Although bald eagles have recovered nationwide, the Sebasticook is a unique resource, DeSorbo said. The annual run of alewives and blueback herring, believed to be the largest run on the East Coast, was the result of a decades-long restoration effort of its own. That included removing dams and installing a fish elevator at Benton Falls in 2006, allowing fish to travel up the river to spawning areas. As a result, the run of alewives has increased.

An immediate population rebound followed – now an estimated 3 million fish traveling up the waterway, up from fewer than 50,000 a decade ago. That’s had an environmental ripple effect: A commercial fishery has started to take advantage of the resource to use as bait, and alewives also might help improve water quality in impaired lakes and ponds.

Alewives also have a direct effect on biodiversity in the area. The little fish are near the bottom of the food chain and are preyed on by virtually every predator.

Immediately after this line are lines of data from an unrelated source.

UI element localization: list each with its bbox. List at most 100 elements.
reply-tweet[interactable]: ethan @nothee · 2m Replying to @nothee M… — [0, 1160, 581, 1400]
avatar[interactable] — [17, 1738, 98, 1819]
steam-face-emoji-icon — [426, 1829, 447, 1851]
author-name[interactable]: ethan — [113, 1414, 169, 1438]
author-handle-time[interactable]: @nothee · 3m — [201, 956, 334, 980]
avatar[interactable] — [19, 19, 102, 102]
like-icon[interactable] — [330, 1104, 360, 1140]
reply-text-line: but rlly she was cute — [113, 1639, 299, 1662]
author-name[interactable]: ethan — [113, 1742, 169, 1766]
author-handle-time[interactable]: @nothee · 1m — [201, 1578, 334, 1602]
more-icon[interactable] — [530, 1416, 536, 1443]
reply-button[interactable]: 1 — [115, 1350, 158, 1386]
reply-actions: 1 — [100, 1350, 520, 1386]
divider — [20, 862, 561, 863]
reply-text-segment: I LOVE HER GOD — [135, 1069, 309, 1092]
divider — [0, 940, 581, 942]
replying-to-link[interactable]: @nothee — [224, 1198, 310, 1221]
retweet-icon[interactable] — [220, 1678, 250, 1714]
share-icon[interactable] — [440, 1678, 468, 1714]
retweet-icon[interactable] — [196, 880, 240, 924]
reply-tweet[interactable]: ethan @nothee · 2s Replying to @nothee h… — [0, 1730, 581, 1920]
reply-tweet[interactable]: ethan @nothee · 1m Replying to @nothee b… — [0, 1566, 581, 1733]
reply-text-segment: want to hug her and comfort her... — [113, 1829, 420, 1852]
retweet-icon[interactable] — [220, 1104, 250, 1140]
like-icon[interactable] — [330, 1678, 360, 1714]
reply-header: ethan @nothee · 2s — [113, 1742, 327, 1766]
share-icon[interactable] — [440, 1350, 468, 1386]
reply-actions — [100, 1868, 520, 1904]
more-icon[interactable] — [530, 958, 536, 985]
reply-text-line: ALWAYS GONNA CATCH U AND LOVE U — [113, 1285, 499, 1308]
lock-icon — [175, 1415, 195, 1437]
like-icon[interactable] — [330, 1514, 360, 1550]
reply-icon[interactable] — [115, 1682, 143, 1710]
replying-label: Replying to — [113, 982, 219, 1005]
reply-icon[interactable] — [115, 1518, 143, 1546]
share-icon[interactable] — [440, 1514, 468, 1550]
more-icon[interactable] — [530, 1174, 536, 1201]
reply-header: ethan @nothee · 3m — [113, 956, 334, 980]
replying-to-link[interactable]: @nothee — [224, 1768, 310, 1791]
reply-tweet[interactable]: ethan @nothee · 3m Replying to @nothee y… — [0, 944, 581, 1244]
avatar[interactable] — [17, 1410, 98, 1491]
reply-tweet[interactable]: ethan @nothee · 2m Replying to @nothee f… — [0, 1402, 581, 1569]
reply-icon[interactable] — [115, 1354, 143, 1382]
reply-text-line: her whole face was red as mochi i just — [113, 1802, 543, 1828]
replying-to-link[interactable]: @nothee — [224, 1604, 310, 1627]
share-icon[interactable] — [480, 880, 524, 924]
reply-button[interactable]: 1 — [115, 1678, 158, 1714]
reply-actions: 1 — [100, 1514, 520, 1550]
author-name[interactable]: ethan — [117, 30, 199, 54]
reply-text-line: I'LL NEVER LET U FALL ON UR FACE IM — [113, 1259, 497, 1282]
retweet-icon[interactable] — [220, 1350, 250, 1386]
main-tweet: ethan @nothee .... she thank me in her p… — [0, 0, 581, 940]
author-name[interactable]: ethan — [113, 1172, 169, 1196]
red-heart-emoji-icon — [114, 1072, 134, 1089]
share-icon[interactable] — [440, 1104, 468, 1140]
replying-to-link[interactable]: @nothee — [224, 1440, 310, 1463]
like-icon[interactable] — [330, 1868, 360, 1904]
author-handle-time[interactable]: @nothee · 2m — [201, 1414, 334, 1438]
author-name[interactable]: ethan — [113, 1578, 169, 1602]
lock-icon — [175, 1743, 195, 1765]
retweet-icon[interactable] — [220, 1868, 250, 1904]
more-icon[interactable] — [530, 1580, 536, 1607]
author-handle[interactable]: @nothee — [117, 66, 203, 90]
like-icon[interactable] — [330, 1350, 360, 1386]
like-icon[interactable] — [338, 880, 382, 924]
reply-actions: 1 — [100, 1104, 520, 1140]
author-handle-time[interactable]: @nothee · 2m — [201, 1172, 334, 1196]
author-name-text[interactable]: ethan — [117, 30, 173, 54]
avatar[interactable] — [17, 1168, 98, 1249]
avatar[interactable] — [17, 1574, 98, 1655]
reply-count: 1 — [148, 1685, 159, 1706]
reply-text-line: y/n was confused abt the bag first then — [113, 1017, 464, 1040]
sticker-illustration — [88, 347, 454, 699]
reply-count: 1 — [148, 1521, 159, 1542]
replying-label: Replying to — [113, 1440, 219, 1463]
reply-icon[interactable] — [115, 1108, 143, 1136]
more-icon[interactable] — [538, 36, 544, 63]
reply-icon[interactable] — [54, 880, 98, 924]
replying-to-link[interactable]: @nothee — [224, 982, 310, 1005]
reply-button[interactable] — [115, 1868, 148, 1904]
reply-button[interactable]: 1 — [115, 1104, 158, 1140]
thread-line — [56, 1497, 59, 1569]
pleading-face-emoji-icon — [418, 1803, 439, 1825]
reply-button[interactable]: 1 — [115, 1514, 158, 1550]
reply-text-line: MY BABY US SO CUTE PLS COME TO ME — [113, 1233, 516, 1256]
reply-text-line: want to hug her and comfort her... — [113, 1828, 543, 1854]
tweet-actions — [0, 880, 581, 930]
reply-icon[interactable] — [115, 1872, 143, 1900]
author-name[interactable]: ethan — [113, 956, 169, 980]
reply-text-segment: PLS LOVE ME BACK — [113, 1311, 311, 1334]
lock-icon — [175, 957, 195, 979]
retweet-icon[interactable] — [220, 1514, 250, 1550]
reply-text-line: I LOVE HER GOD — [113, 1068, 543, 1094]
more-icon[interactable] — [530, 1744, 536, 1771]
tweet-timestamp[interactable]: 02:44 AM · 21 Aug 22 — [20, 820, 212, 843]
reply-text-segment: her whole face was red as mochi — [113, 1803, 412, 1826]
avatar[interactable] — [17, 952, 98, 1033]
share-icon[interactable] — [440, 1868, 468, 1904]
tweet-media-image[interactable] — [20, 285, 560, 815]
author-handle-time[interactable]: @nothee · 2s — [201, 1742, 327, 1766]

For bald eagles, the alewife run may present a uniquely valuable resource, DeSorbo said. The alewife run coincides with the eagle’s breeding season. The fish probably aren’t that important for nesting pairs, but they are important for young, nonbreeding eagles and subadults, which are eagles younger= than 5 years old, DeSorbo said.

Those young birds travel long distances but can be blocked out of habitat and food resources by nesting adults that fiercely defend their territory, he explained.

“There is a lot of areas in the state they can’t really go. If a subadult wanders into another eagle’s territory, especially a breeding eagle, they will be chased out,” DeSorbo said.

Areas with high food abundance, like the alewife run, may limit territorial impulses, simply because so much is food available. That means young adults can camp out in the area for months and eat their fill without infringing on the sensitive territory of a nesting pair, DeSorbo said.

Subadult eagles have a high mortality rate and are generally more vulnerable than mature adult eagles, so the alewives could give some young adults a leg up and improve their chances of survival. According to the results of the 2014 study, eagles frequented the alewife run from mid-May to early July.

“The daily counts of eagles using the Sebasticook River may translate to use by hundreds of eagles over the course of the year,” researchers said in a report on the study released last year.

The concentration of eagles didn’t line up directly with the time of the gigantic upstream migration, but eagles were likely preying on the fish as they came downstream back to the ocean after spawning, DeSorbo said.

The connection between alewife restoration and a healthy, stable bald eagle population could bring attention to what an important resource the Sebasticook River is, and the need to preserve it, he added.

“They are related,” DeSorbo said. “People may not get excited to talk about fish. When you bring this kind of charismatic predator into the discussion, it really puts a face on the issue of environmental protection.

“Areas like this need to be studied and documented for the ecological resource they are, and then we need to talk about what we need to do to protect it.”